The BI Tool Comparison

Traditional BI tools such as Tableau, Looker, and Metabase encode business logic into metric definitions. A data engineer specifies what “monthly active users” means, with all the deduplication logic, event-type filtering, and date-range conventions, and that definition is reused across every dashboard that references the metric. Analysts querying those dashboards do not need to reason about schema details; the correct logic has been encoded upfront.

This is valuable. It is also expensive to build and fragile when business logic evolves faster than the data model does. Coding agents for data analysis sit at the opposite end of this spectrum: they generate bespoke code for each question, without predefined metrics, and can therefore handle questions the BI team never anticipated. The cost is that every question re-derives the logic from scratch, and the correctness of that derivation depends on how well the agent understood the question and the schema.

The NeMo tool registry approach is a way to gradually accumulate verified definitions through agent use rather than upfront data modeling. Each verified function is a de facto metric definition. Over time, the tool library converges toward something like a lightweight, agent-generated semantic layer, built empirically rather than designed upfront.

Practical Implications for Developers

If you are building a system on top of a coding agent for data analysis, a few choices follow from this framing.

Surface the code alongside the result. Users who can read SQL or Python can catch semantic errors before they influence decisions. Hiding the generated code removes the primary mechanism by which wrong-but-plausible answers get caught.

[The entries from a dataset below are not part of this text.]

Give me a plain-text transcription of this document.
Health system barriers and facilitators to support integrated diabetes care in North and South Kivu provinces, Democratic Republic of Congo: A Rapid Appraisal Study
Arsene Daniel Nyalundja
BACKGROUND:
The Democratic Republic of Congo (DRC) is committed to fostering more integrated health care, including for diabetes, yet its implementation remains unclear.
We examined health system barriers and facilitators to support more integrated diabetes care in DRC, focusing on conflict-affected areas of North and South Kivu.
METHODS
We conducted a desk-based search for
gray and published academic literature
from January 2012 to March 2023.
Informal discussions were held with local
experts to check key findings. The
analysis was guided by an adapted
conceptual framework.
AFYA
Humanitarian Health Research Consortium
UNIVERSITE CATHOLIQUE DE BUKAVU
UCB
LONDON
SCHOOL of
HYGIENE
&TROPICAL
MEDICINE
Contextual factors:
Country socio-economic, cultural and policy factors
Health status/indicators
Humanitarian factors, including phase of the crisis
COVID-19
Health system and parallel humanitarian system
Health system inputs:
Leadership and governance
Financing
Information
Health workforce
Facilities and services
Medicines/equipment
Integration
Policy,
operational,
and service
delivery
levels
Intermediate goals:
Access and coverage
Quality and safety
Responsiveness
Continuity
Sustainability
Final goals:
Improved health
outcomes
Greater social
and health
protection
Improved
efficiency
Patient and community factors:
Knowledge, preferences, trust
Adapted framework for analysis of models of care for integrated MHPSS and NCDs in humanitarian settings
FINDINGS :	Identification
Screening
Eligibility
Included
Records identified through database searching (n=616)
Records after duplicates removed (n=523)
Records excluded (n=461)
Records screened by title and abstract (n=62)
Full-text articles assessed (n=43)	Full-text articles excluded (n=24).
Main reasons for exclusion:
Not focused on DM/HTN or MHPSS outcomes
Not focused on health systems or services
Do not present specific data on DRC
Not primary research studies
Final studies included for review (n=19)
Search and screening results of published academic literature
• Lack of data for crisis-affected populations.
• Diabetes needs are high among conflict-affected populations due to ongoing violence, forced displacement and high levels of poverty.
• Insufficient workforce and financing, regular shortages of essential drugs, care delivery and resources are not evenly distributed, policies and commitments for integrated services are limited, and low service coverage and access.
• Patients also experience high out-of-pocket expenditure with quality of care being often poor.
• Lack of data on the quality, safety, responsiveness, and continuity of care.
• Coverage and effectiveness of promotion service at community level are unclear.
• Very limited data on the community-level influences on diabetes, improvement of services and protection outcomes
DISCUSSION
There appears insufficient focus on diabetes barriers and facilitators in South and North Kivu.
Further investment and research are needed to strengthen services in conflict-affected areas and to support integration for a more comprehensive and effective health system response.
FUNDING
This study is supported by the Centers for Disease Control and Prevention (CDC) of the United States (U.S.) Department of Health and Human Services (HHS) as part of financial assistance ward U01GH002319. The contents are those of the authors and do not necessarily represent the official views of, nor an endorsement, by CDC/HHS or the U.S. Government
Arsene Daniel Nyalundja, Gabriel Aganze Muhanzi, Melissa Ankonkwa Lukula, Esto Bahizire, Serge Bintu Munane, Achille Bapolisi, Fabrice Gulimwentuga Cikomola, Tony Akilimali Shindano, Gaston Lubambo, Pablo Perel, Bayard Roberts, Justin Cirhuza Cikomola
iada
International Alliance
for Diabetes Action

Invest in schema documentation before tuning the model. The quality ceiling for a coding agent on data tasks is largely set by what the model receives before it writes any code. A raw DESCRIBE TABLE dump gives the model column names and types. An annotated schema that explains that user_id in the events table corresponds to id in the accounts table, that revenue_net excludes refunds while revenue_gross does not, and that timestamp is stored in UTC produces measurably better generated code. This documentation costs almost nothing to write.

Store verified queries. When a generated query runs correctly and the result checks out against known data, save it. The next related question can reuse or adapt it rather than starting from scratch. This is the same principle behind the NeMo tool registry, applied at whatever scale your use case requires.

Treat data literacy as a prerequisite, not an obstacle. These tools amplify the capabilities of people who can already read the generated code. Someone who understands a pandas expression can spot a wrong join; someone who cannot will accept whatever number comes back. Designing a system where the generated code is hidden does not make it safer; it removes the mechanism by which errors get caught.

Where Willison’s Approach Fits

Willison’s consistent philosophy across his tools, from sqlite-utils to the llm CLI to datasette, is that the artifact you produce when querying data should be visible, inspectable, and portable. The generated SQL is the primary output, not merely a mechanism for producing a number.

This is more than a UI preference; it is a claim about what makes data analysis trustworthy. Coding agents slot naturally into that model as fast first-draft generators. The human analyst is essential for reviewing, catching semantic errors, and deciding whether the result makes sense given domain knowledge that never made it into the prompt. That combination is more reliable than either alone, and faster than either alone.

The tools that make this easy to do are more valuable than the tools that try to eliminate the human from the loop. The pattern that consistently works is augmented analysis, not autonomous analysis, and the difference shows up most clearly not in demos but in the analyses that actually get used to make decisions.